Two of the better-known developers of chip cards that act as stores of value in place of cash -- National Westminster Bank's Mondex program in Britain and Electronic Payment Services Inc.'s Smart Card Enterprise in Wilmington, Del. -- say they are paying close attention to security.

This may cause less of a liability to Smart Card Enterprise. Its system, scheduled for a market test in Delaware next summer, will be geared toward low-value payments, with no more than $20 to be stored on a typical card.

Mondex, to be tested in Swindon, England, at around the same time, will have a much higher currency limit.

Also, the system is so closely modeled on cash that payments can be made between individuals and will not leave the audit trails typical of credit cards.

Mondex's security and auditability have been criticized by the likes of Visa International, which is working with Smart Card Enterprise and other organizations from around the world on chip standards for stored-value cards.

"Is the consumer likely to put $400 to $500 on a card?" said Michael Nash, a Visa senior vice president. "Why take the chance?

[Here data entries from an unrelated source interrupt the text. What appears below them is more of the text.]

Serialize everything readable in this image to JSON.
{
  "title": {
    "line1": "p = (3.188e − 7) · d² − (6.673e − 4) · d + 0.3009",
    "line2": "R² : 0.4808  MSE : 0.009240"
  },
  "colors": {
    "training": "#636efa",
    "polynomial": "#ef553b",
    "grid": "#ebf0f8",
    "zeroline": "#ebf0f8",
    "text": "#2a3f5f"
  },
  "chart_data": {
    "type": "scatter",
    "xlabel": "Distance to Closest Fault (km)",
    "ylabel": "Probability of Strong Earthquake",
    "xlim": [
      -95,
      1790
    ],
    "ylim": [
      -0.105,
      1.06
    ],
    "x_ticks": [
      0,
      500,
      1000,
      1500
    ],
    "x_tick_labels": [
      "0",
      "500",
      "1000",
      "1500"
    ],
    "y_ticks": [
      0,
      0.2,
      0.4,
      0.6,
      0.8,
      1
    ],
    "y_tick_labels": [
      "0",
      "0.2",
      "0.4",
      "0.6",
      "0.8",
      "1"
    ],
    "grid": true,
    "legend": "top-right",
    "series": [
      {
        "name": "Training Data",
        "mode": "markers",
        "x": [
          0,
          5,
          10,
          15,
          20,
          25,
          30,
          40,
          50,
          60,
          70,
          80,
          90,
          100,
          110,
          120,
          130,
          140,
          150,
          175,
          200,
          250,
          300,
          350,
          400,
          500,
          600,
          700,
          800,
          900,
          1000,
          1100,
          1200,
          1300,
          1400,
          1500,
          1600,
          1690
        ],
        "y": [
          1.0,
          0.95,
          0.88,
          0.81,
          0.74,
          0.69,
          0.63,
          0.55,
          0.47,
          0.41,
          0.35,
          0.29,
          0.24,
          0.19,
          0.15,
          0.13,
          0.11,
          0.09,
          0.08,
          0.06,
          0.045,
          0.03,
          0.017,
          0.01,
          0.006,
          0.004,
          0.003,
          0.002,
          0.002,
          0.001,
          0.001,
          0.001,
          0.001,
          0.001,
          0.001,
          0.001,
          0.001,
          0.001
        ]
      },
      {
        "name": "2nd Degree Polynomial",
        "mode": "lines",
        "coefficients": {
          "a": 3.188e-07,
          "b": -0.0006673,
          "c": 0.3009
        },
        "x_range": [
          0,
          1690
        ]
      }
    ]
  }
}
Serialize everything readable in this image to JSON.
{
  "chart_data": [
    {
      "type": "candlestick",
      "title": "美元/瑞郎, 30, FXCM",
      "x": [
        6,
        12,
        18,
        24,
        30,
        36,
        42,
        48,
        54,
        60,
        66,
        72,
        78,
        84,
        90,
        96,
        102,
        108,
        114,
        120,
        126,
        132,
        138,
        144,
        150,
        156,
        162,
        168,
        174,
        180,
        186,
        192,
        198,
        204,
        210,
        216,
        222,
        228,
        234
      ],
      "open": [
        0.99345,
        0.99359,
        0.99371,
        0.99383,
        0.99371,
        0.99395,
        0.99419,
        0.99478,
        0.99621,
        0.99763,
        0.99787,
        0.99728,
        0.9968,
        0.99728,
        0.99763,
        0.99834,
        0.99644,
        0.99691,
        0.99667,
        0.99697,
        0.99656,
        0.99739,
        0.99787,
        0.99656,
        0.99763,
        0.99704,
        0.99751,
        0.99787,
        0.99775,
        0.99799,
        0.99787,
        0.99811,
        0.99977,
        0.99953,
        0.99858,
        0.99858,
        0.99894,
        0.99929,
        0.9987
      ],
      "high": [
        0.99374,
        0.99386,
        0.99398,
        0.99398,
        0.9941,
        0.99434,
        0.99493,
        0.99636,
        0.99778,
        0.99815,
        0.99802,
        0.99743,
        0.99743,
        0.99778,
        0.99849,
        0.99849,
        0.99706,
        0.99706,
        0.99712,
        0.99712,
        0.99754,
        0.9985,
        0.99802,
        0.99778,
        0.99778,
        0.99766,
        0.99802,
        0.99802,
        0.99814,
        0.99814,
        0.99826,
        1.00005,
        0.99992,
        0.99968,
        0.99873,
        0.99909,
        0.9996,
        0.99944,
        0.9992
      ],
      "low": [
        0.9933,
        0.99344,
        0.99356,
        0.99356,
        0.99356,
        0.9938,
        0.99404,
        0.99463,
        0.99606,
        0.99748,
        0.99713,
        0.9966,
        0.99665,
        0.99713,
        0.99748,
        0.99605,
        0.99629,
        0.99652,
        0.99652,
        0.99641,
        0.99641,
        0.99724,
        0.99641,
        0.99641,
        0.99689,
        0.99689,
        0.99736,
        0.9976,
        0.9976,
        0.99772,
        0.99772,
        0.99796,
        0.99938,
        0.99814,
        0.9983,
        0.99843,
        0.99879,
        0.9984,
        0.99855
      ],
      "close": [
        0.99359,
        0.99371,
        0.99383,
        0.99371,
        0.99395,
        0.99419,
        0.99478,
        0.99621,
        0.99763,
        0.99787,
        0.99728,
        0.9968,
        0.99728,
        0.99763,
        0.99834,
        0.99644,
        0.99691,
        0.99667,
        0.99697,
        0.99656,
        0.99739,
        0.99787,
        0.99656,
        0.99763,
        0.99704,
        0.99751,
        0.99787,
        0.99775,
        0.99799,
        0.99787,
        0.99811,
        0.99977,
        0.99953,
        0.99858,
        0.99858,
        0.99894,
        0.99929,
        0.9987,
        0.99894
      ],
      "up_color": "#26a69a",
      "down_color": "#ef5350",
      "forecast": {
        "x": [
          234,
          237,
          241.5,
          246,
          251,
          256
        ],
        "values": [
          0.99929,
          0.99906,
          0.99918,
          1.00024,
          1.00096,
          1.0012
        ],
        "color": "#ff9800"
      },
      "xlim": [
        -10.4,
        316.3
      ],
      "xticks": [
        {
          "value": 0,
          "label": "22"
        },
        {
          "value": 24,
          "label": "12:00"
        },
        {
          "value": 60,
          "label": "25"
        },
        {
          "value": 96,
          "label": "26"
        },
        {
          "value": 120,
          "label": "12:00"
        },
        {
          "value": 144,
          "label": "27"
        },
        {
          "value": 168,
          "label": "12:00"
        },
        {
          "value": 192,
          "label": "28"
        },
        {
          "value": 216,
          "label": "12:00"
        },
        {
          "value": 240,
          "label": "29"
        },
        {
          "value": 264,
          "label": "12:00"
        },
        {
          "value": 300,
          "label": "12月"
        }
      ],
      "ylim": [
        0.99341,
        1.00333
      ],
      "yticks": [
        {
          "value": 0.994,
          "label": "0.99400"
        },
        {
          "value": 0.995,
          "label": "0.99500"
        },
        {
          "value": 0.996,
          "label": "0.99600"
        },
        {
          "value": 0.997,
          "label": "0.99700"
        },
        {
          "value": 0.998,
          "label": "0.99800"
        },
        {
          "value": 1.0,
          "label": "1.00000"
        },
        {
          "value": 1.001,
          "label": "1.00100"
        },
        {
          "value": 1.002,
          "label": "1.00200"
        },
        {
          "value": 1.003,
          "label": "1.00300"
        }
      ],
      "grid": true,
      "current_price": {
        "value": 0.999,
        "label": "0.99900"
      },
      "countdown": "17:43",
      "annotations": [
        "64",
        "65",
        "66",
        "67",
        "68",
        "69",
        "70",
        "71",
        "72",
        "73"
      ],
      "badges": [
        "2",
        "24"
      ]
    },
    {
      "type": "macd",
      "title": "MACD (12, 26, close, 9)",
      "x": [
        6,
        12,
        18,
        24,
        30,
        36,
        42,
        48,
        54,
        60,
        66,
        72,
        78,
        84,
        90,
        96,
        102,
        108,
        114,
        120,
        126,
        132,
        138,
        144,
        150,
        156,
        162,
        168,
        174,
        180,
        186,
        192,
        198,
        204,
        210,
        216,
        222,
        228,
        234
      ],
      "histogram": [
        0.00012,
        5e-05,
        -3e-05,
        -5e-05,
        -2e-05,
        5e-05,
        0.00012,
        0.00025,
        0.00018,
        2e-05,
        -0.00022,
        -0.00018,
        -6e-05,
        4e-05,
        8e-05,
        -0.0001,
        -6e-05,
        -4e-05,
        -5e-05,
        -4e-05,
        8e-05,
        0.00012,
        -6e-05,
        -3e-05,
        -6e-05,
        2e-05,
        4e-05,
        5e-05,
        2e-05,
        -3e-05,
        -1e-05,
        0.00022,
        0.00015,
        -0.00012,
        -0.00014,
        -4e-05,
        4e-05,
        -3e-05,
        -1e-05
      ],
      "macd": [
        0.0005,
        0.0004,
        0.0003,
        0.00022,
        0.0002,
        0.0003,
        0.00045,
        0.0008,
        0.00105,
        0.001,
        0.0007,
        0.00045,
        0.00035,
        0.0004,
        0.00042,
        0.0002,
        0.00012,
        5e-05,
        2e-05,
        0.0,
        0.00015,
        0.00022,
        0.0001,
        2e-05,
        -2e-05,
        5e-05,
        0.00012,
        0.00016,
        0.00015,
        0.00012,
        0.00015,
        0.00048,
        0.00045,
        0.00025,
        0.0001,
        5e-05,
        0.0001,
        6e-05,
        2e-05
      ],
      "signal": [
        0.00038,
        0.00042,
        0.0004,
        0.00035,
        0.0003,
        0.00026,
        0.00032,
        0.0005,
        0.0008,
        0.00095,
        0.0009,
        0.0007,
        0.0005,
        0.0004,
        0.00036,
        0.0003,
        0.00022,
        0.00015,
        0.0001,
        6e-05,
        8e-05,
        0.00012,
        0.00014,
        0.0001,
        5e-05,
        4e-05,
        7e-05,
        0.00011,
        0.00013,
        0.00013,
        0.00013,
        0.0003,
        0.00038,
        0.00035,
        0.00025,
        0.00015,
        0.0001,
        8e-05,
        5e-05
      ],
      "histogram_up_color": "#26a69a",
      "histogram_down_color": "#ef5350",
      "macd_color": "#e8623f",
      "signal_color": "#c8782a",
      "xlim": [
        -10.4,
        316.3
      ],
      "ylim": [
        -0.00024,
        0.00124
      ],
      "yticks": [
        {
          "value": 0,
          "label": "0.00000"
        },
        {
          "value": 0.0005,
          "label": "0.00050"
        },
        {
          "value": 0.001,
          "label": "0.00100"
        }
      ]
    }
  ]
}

"The opportunity is not in the large-value transactions" where consumers will still prefer conventional credit or debit cards, Mr. Nash said.

"Mondex is based on the unrealistic and dangerous assumption that no one can break into a smart card chip, and I wouldn't want to build a worldwide payment system on that," David Chaum, a computer scientist and proponent of an alternative called DigiCash, told a recent meeting of the Financial Services Technology Consortium.

The consortium, a group of more than a dozen major banks exploring the implications of advanced technologies, has learned from Sandia National Laboratories in New Mexico that integrated cricuits can, indeed, be duplicated.

Such reverse engineering would require specialized equipment and materials that may not yet be accessible or affordable to most of the public, but would be dangerous in the wrong hands.

Mr. Chaum, who is based in Amsterdam, wants to see layers of security and authentication beyond what the chip alone delivers.

He says his solution, which can facilitate payments over online computer networks like the Internet, strikes a middle ground between complete auditability -- which he sees as a threat to personal privacy -- and Mondex's lack of auditability.

Along the same line, Mr. White said Visa International's recently announced alliance with Microsoft Corp. to ensure security of accounts used in online "cyberpayments" attacks a much more urgent priority than reinforcing the integrated-circuit card.

For its part, Mondex has both sounded an alarm about security threats and insisted that it is countering them.

"Security is the No. 1 issue, and Mondex grew out of the search for security," Tim Jones, the unit's chief executive officer, said in early December at the Bank Administration Institute's retail delivery systems conference.

"We have to recognize that the level of attack will be extreme.

"We have to make the harshest assumptions" and build the system accordingly.

Mr. Jones has not divulged the extent of his defense mechanisms, but he said, "We have reverse-engineered silicon." In November, Hitachi, the initial maker of Mondex chips, said it would produce a special version of its H8/310 series to address security concerns.

"The Hitachi H8 has been around for a long time, and maybe it is not as secure as some of the newer products from Siemens or SGS-Thomson, but it's still pretty secure," Mr. Schuler said.

"I believe claims about hacking into or reverse-engineering smart cards are unfounded."